Regia di Bruce Malmuth vedi scheda film
I FALCHI DELLA NOTTE appartiene a quel filone poliziesco americano costruito su alcuni schemi fissi, SERPICO pare il suo lontano modello soprattutto nel personaggio di Deke DaSilva, per il resto prevale il confronto cliché eroe positivo vs. genio del male. DaSilva è un poliziotto che con il fido collega Fox fa coppia fissa nel quartiere ad alto tasso delinquenziale del Bronx, ha un rapporto ormai concluso con una moglie donna in carriera, inviso ai superiori per il troppo zelo troverà nella cattura di un pericoloso terrorista un riscatto e qualche scatto in avanti nella professione. Il film di Bruce Malmuth viaggia su due piani paralleli: da un lato la noiosa routine di Deke, il corso antiterrorismo etc.; dall’altro la parte più accattivante e interessante, le gesta di Wulfgar. Questi è un terrorista internazionale squilibrato e fascinoso a cui piacciono i gesti eclatanti e proprio per questo motivo isolato o perlomeno non ben accetto nell’organizzazione, l’unico suo tramite è la spietata Shakka. Nella prima parte la vicenda si sviluppa e si snoda in Europa, le azioni sono contro il colonialismo britannico, poi dopo l’ultimo devastante attentato si taglia la barba, una impercettibile operazione chirurgica e diventa il Rutger Hauer che conosceremo e apprezzeremo nel successivo BLADE RUNNER. Sbarcato a New York Wulfgar prende sul serio la sua “missione”, come un novello messia al momento di uccidere sussurra: “Andrai in un mondo migliore” e si definisce paladino delle vittime e degli oppressi. “Non siamo eroi, siamo vittime” ribadisce a DaSilva quando la sfida sarà finalmente a due. Lo psicopatico dagli occhi di ghiaccio sa tutto di tutti, ma non conosce le doti da travestito del buon Deke.

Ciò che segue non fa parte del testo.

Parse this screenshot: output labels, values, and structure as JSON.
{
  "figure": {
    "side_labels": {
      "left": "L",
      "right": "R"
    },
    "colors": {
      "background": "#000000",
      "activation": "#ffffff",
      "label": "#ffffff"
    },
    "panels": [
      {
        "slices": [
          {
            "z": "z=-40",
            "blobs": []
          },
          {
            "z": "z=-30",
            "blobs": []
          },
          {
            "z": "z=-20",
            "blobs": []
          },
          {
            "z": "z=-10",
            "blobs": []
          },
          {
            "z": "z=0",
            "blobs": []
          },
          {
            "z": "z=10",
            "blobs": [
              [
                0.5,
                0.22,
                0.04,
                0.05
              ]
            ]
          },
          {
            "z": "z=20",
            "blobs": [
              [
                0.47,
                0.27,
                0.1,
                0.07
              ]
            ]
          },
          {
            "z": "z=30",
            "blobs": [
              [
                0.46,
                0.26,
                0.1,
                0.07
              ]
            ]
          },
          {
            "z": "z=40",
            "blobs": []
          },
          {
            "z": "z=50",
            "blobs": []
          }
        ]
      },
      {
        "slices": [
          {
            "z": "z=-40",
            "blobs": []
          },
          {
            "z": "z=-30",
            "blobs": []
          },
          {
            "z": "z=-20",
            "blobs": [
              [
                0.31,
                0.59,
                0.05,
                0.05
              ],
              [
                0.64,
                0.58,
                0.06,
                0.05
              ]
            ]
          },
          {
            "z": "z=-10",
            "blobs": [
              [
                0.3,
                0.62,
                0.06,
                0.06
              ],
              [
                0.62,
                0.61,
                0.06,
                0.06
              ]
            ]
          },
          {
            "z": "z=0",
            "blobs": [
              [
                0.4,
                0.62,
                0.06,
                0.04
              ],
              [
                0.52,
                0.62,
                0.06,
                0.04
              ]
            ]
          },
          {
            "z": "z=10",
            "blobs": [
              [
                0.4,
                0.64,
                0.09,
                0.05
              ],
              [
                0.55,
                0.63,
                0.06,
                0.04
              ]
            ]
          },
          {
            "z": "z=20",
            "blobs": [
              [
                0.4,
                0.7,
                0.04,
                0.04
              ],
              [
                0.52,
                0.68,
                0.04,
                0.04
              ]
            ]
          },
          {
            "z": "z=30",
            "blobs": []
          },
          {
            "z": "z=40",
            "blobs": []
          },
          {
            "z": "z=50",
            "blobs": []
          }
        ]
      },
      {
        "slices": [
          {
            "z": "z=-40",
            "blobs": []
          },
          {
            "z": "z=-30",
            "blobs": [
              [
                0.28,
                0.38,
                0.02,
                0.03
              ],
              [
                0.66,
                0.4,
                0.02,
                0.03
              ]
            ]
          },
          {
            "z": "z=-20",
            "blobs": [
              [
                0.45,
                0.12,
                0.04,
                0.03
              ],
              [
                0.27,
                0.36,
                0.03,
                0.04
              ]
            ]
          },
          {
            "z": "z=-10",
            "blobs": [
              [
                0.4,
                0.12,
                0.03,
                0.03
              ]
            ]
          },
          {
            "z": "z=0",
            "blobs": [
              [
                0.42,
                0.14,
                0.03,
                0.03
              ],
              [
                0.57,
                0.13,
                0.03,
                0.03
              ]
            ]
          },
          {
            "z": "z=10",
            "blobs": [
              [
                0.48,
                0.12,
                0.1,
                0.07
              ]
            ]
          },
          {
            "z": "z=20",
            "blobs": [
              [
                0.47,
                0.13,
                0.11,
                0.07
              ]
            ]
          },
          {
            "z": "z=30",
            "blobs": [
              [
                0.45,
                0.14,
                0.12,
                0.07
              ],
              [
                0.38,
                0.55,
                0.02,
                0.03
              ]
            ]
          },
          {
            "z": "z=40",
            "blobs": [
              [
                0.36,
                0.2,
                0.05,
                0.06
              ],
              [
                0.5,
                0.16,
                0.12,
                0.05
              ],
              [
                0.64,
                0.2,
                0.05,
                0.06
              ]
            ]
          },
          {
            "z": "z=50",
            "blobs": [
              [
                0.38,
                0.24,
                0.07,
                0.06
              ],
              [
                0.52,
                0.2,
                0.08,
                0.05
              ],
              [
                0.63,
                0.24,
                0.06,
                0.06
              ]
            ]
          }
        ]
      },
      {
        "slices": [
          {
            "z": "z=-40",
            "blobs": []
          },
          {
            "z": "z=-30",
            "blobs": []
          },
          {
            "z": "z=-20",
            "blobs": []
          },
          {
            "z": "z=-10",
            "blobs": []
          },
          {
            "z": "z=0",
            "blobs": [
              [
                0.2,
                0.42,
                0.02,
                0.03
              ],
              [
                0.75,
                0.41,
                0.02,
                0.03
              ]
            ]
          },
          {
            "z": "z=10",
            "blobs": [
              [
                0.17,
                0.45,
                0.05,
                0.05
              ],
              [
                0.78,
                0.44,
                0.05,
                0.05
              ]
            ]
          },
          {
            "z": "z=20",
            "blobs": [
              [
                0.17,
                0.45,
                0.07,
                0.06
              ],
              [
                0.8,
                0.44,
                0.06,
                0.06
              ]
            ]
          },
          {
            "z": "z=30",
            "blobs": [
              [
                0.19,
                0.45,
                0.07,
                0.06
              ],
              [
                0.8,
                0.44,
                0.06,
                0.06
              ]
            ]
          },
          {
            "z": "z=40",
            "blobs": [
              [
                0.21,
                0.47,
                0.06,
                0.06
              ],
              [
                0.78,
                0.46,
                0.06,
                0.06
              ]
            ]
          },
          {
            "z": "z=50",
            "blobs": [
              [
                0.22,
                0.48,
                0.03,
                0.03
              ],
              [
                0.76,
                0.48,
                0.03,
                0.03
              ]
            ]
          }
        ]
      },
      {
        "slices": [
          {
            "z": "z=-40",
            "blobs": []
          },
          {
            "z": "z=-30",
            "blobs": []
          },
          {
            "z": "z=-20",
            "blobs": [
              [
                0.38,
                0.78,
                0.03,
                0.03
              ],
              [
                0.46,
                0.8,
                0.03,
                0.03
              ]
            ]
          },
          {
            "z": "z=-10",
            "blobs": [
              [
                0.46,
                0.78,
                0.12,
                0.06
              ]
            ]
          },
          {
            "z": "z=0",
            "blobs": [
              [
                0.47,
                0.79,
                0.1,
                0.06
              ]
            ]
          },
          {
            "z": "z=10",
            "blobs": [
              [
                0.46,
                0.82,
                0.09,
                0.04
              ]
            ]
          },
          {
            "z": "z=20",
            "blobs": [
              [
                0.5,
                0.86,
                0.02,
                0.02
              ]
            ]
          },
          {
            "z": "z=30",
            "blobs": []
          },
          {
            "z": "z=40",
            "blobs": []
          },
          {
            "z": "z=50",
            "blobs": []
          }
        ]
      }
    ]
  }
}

Come vuole lo spettatore medio e/o televisivo e il mercato all’ingrosso il bene vince sul male, nonostante molte vittime innocenti e situazioni di alta improbabilità come vogliono le regole del genere. Dal punto di vista cinematografico l’olandese Hauer surclassa Sly Stallone pre-Rambo che ricorda un Al Pacino scialbo e fuori fuoco (e si vede un miglio che non possiede un background teatrale). Un buon inizio, una buona fine e la tensione procurata dal solo apparire in scena di Wulfgar non salvano un prodotto convenzionale, superficiale, furbetto e artefatto come le strade del Bronx. Pessime le musiche di Keith Emerson.